So far I've only been doing this for, um, four days. But I FEEL better. A LOT better. I think I just had way too much sugar and refined flours in my diet before. Even while doing Weight Watchers - which for now I'm still doing & will assess whether I still need in a few weeks - you're allowed to eat anything, as long as it fits into your points allowance. That's okay for general weight loss, but it doesn't address the body's needs or addictions, and I think I will be much fitter for giving these things up.

I like my red wine and love dessert (though I rarely indulge in the latter). I will allow myself to have them sometimes. The weird thing is, I am not craving them or having any trouble sticking to my plan. I get to eat when I'm hungry, and these clean foods are actually satisfying me. Go figure.

I will keep you posted on my progress there. In the meantime, I will try to find some of my old "skinny" pics to post to show you what I'm aiming for! I know I will never be 18 again...and now that I've said that, all I can say is thank gawd! I was awfully dumb back then (as many of us are). I'm looking forward to feeling better, long term. And I'm excited to look better too. That's all.

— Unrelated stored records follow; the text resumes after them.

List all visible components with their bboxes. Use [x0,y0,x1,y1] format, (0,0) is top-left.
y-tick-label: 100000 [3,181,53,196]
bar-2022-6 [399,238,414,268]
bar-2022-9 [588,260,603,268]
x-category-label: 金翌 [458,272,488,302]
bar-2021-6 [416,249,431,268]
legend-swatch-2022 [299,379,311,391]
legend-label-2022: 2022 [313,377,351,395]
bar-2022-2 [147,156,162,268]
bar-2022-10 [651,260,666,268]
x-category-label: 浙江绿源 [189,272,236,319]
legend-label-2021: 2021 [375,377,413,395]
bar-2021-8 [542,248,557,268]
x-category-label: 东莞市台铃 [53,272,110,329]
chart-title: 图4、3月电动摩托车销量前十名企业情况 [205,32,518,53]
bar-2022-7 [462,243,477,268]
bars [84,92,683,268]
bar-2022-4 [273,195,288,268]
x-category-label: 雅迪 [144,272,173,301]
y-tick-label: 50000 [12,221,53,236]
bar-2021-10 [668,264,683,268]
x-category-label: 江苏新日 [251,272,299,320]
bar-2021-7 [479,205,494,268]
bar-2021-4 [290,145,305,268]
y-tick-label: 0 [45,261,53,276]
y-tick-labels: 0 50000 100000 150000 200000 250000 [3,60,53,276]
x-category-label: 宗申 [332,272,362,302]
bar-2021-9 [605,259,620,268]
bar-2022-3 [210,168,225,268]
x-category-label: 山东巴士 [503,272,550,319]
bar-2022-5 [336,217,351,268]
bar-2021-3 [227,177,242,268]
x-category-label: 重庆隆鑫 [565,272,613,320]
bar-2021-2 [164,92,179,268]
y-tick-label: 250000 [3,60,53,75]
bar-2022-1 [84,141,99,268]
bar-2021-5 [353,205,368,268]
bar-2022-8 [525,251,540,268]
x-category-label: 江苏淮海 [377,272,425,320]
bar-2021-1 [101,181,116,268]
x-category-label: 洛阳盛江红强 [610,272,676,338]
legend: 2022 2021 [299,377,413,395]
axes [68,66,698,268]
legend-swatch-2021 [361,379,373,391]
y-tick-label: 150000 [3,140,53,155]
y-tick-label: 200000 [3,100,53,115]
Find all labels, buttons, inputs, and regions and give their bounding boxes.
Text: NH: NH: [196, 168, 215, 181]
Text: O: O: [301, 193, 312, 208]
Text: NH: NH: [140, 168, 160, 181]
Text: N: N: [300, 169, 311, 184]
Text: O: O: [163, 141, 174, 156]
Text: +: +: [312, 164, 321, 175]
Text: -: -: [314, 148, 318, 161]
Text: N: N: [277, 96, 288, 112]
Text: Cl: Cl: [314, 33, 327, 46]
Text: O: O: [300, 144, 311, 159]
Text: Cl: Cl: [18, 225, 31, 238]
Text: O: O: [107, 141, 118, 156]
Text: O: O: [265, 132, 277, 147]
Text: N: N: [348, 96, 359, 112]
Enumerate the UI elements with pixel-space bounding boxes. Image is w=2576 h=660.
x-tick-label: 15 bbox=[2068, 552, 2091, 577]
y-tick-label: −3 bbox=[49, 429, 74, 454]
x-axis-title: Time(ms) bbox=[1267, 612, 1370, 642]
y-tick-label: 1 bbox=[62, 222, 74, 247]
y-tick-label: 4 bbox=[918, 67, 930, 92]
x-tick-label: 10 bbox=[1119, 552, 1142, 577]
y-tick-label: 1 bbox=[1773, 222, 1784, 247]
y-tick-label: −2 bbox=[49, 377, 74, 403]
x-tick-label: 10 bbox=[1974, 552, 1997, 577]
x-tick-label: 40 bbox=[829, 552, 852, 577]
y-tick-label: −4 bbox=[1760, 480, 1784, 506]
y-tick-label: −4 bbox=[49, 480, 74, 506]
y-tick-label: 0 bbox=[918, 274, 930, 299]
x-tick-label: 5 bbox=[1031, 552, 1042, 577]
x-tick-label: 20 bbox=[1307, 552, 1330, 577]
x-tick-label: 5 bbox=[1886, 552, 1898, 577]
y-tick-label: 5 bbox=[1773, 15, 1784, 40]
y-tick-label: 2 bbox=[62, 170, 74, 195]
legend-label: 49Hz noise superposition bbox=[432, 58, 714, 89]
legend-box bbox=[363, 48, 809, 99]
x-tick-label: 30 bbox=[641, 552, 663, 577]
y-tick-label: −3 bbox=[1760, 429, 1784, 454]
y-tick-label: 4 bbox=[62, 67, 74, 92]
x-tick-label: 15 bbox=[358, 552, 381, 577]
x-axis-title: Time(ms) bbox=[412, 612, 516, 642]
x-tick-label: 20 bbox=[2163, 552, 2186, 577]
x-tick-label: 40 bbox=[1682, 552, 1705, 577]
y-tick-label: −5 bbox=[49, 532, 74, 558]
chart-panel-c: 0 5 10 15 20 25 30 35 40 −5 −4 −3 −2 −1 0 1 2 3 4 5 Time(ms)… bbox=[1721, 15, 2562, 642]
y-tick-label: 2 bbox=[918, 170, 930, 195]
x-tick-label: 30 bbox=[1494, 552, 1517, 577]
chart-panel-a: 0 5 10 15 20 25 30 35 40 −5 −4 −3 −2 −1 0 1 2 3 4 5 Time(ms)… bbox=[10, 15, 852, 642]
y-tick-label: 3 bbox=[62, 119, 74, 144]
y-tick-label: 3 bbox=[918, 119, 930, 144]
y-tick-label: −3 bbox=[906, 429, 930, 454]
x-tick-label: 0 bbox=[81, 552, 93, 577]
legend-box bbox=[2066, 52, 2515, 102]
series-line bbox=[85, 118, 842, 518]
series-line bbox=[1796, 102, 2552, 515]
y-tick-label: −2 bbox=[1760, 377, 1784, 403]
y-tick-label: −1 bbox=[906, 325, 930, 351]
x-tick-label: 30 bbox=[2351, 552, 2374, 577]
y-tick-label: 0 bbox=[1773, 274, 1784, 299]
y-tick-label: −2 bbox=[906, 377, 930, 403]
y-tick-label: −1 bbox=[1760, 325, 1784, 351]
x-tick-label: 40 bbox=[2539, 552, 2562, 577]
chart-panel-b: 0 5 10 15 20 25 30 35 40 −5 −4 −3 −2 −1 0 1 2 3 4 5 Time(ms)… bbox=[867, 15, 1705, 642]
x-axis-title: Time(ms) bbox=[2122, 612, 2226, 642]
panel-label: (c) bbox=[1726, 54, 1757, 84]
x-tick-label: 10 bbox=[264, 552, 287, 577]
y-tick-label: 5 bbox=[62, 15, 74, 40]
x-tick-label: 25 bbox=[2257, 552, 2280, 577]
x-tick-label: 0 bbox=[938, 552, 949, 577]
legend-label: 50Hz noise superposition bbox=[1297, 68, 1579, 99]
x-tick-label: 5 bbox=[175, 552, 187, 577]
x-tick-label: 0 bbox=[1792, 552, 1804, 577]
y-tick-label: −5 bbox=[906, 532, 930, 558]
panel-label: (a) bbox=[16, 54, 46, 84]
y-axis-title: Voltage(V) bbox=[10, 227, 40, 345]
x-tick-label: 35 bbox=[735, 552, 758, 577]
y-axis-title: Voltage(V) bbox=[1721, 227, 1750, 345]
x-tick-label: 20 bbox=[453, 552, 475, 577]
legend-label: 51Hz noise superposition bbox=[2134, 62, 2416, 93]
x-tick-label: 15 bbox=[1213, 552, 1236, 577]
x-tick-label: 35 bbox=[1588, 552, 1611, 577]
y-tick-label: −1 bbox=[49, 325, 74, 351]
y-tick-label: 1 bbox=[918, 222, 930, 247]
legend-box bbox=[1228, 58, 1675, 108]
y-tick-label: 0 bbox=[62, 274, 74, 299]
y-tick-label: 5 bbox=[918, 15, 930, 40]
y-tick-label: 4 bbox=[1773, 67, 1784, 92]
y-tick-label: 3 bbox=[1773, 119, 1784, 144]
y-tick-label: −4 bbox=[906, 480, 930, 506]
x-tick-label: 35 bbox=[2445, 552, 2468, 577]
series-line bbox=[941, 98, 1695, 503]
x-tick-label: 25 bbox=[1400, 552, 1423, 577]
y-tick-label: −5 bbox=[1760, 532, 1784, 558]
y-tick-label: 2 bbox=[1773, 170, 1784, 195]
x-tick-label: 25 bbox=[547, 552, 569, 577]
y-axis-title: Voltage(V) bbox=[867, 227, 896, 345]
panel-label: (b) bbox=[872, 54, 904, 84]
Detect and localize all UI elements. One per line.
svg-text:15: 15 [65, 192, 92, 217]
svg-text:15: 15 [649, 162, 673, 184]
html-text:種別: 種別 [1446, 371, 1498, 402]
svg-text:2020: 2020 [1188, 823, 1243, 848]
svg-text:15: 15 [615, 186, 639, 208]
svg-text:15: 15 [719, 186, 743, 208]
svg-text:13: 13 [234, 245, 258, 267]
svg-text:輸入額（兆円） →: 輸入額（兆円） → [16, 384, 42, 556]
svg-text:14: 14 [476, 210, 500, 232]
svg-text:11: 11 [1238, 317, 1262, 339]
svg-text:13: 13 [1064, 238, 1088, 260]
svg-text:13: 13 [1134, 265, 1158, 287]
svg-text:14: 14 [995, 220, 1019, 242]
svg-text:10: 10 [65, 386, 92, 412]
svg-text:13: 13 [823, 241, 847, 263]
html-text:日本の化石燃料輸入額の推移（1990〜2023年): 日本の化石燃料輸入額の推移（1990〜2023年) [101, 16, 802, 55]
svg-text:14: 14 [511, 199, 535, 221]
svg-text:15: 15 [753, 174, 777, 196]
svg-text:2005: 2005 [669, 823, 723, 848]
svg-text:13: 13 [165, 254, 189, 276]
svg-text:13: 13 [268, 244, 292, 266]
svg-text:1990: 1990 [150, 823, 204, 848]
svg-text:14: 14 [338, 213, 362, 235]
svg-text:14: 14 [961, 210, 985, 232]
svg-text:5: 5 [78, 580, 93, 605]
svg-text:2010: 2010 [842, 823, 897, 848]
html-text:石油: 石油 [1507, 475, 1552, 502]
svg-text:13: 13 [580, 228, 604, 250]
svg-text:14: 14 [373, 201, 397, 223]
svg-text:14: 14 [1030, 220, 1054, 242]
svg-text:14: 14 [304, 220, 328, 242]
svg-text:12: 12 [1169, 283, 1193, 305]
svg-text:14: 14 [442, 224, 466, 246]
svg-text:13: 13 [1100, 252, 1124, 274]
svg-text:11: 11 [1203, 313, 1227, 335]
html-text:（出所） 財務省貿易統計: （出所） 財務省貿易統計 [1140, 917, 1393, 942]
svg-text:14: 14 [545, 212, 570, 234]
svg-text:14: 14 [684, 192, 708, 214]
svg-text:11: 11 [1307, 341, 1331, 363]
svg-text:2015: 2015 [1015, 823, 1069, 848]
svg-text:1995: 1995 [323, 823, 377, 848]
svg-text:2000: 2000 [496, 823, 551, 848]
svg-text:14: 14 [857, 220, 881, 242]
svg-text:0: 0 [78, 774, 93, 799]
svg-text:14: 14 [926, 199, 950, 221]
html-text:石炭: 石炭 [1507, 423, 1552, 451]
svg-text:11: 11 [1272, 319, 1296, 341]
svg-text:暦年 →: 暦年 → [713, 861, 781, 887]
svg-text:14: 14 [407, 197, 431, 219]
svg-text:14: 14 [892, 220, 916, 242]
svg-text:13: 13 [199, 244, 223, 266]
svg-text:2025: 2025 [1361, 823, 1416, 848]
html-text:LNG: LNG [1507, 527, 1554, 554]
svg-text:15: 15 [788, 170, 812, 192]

PS: I want to start a page on here for people I like. Just random great folks, like Marissa Tomei and Jamie Oliver and Mary Louise Parker and Robert Downey Jr. (*drools on self slightly*) and also people I actually know who are awesome and need to be shared with the world. I will post links to their blogs, web pages etcetera. I'm psyched to start it up, but for now, it's back to decluttering my kitchen so I can actually show it when we put it up for sale this spring...Adieu.